Zum Beispiel kümmert sich die JVM nicht um die CPU, die EVM nicht um die physischen Knoten der Blockchain, und die AI VM nicht um GPU/TPU.
Nehmen wir die EVM als Beispiel: Sie definiert einen Satz von Bytecode-Befehlen & definiert Regeln für Zustandsänderungen & stellt sicher, dass alle Knoten das gleiche Ergebnis berechnen. Auch wenn es langsam ist, muss es überprüfbar, reproduzierbar und konsensfähig sein.
Die EVM ist eine „global geteilte, vollständig deterministische Zustandsmaschine“.
Im Kontext von AI bezieht sich VM normalerweise auf die Ausführungsumgebung (Runtime) für Modellinferenz/Training.

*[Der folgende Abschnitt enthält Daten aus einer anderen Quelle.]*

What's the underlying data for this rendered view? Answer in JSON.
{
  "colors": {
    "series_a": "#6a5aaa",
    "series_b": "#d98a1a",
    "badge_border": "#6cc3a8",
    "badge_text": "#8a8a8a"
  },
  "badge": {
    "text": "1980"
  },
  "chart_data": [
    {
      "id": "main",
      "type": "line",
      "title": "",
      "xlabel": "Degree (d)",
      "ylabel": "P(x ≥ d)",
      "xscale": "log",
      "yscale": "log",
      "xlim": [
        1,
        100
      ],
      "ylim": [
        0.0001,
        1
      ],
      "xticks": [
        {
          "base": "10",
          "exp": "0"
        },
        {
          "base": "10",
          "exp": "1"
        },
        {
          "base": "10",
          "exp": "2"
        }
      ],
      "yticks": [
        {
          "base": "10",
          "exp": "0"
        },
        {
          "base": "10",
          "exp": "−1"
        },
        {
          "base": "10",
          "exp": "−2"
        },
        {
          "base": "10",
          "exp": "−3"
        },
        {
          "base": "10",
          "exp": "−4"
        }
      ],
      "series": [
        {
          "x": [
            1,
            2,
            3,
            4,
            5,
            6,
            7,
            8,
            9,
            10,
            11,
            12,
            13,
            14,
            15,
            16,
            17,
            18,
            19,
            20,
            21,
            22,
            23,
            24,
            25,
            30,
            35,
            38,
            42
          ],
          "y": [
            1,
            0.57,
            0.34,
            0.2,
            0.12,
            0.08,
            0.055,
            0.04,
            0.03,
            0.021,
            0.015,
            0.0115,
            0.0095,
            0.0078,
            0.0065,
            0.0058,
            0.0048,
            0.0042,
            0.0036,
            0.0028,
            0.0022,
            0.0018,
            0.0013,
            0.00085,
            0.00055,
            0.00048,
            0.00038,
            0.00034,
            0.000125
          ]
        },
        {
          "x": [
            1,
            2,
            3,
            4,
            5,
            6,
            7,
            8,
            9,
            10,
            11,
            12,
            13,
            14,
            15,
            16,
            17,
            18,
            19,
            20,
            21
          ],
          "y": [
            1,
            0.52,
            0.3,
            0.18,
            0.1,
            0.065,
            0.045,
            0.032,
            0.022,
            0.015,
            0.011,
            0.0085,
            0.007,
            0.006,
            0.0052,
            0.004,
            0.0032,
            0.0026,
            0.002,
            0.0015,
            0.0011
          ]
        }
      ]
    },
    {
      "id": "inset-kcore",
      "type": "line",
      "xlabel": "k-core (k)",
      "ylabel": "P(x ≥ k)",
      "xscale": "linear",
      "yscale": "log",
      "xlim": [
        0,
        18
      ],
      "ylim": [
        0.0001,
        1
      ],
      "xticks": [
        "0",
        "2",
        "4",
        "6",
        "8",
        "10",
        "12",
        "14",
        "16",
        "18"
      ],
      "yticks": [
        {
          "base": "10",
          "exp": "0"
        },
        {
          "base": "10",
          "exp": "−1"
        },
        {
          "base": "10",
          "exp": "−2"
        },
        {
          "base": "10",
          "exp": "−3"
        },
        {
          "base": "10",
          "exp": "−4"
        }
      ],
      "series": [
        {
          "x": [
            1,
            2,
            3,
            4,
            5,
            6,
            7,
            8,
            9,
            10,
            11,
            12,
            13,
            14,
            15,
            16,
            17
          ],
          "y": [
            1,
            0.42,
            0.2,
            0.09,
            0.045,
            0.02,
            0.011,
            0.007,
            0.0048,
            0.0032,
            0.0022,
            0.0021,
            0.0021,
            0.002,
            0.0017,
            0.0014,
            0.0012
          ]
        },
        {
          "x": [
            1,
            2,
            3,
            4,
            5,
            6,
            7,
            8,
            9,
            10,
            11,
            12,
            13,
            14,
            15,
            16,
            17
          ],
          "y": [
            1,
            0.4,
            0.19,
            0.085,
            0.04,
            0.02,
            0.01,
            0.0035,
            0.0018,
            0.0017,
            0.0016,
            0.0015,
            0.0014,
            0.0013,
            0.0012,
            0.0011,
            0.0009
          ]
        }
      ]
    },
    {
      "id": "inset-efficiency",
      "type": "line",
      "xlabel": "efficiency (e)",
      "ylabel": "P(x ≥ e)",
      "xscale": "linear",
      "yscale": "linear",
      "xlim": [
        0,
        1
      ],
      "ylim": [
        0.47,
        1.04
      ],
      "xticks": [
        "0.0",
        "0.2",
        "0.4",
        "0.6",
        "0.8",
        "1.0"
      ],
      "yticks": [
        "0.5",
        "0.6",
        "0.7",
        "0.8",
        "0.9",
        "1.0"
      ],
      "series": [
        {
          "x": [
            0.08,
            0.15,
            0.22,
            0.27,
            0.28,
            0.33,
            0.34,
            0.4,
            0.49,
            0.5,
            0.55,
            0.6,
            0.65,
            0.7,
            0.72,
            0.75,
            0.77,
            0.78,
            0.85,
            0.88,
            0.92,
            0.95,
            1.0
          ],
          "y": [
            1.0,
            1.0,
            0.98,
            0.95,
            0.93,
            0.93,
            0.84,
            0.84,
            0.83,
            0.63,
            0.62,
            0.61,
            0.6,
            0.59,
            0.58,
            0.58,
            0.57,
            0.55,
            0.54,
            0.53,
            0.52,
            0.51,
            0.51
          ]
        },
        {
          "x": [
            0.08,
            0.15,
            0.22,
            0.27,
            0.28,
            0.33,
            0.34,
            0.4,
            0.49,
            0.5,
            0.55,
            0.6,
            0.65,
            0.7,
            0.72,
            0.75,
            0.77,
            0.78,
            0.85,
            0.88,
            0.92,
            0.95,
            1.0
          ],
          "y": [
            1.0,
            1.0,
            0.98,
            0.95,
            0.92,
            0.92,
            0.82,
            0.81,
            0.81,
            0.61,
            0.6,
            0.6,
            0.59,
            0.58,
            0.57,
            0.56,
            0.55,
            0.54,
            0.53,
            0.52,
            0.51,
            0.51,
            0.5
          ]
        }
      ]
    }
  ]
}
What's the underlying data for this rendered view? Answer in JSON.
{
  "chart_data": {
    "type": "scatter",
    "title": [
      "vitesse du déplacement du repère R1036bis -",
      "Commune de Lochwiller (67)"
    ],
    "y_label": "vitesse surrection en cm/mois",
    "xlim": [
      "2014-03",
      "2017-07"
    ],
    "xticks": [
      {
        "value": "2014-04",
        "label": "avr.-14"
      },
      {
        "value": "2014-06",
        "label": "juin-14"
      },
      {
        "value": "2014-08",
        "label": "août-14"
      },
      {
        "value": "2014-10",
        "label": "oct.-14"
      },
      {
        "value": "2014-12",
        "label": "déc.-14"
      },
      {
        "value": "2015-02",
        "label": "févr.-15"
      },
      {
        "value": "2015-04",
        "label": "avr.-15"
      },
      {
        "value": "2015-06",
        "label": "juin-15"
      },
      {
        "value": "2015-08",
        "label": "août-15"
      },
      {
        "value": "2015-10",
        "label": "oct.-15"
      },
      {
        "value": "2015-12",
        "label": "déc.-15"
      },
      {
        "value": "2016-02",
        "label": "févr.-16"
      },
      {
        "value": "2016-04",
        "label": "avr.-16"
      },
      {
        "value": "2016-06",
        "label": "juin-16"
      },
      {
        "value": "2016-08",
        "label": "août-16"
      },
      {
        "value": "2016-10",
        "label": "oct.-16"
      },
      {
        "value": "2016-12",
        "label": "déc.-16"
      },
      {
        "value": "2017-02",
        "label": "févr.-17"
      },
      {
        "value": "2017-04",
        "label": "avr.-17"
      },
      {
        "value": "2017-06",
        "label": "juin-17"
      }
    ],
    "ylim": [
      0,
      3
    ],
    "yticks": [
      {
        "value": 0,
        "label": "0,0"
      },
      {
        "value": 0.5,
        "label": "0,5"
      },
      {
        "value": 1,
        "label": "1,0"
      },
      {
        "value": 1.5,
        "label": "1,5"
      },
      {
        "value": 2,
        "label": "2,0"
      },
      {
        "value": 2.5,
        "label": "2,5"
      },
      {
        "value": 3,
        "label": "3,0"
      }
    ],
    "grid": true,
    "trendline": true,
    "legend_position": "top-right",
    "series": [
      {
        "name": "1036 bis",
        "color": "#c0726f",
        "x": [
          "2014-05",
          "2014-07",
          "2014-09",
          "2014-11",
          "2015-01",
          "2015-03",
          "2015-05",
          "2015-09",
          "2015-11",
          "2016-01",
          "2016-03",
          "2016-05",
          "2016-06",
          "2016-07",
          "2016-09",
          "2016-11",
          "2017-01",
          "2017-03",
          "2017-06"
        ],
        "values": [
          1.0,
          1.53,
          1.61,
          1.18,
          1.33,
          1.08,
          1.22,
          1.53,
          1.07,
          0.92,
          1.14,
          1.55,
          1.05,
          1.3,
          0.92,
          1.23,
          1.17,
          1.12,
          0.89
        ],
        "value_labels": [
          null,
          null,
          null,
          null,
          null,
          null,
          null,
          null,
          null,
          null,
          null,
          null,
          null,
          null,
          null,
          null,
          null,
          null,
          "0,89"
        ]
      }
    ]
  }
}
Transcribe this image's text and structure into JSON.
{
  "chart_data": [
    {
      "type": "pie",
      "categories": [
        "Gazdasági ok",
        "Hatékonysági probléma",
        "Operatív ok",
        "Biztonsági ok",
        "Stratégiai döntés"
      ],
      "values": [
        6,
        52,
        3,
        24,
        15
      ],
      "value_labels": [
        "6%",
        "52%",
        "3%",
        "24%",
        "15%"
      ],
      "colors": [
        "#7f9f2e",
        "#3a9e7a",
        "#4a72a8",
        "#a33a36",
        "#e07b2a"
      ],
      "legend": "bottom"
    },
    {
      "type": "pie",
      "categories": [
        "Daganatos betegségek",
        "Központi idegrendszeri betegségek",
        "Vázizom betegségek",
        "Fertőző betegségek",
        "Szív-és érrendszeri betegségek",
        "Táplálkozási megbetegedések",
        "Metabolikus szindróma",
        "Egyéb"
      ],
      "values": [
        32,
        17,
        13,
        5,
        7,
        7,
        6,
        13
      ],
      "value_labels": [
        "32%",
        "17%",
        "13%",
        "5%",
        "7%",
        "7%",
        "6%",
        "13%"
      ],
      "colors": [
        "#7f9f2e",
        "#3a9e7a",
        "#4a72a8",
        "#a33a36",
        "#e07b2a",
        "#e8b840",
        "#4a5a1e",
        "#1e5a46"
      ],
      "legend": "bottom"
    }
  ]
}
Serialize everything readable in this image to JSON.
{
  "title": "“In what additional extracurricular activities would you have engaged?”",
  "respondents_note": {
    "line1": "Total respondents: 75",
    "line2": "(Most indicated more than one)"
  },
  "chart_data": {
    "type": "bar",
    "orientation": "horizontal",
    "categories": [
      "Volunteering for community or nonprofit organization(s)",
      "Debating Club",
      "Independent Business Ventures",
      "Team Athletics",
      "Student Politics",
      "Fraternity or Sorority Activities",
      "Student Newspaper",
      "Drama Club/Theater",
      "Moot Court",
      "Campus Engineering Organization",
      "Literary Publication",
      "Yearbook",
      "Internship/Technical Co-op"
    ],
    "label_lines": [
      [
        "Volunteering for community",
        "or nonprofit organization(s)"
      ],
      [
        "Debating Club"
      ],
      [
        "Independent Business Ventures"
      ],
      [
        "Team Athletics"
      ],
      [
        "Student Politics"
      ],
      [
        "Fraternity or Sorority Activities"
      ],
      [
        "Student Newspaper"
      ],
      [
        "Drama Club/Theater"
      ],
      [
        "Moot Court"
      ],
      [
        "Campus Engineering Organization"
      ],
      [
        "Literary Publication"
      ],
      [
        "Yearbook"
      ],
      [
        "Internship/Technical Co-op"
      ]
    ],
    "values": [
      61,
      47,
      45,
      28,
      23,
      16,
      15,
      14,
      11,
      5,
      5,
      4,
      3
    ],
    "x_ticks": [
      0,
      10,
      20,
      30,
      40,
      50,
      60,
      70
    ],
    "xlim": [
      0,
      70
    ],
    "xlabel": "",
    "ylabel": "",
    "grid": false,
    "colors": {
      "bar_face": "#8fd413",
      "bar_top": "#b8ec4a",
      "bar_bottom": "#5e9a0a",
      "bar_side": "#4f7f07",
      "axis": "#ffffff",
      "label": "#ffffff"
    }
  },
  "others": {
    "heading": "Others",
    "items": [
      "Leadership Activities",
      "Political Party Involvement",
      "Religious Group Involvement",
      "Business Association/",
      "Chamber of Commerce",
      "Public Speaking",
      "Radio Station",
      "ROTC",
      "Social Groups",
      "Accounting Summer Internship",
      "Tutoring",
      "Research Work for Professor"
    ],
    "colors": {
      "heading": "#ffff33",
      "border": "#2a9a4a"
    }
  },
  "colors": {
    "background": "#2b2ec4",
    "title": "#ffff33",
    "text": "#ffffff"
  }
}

Häufige Bezeichnungen umfassen Inferenz-Ausführungsengine (TensorRT / XLA / TVM), virtuelle Schicht für Modellscheduling (über GPU / TPU / mehrere Maschinen) und Agent-Ausführungs-Sandbox (Tool + Speicher + Richtlinie).
Das Problem, das sie lösen, ist, wie dasselbe Modell auf unterschiedlicher Hardware läuft, wie derselbe Agent pausiert/wiederhergestellt/parallelisiert wird und wie Rechenleistung, Videospeicher und Kontext geplant werden.
Sie werden alle VM genannt, weil sie alle in einer „virtualisierten Ausführungsumgebung“ arbeiten, aber eine virtualisiert „Konsensberechnung“ und die andere „intelligente Berechnung“.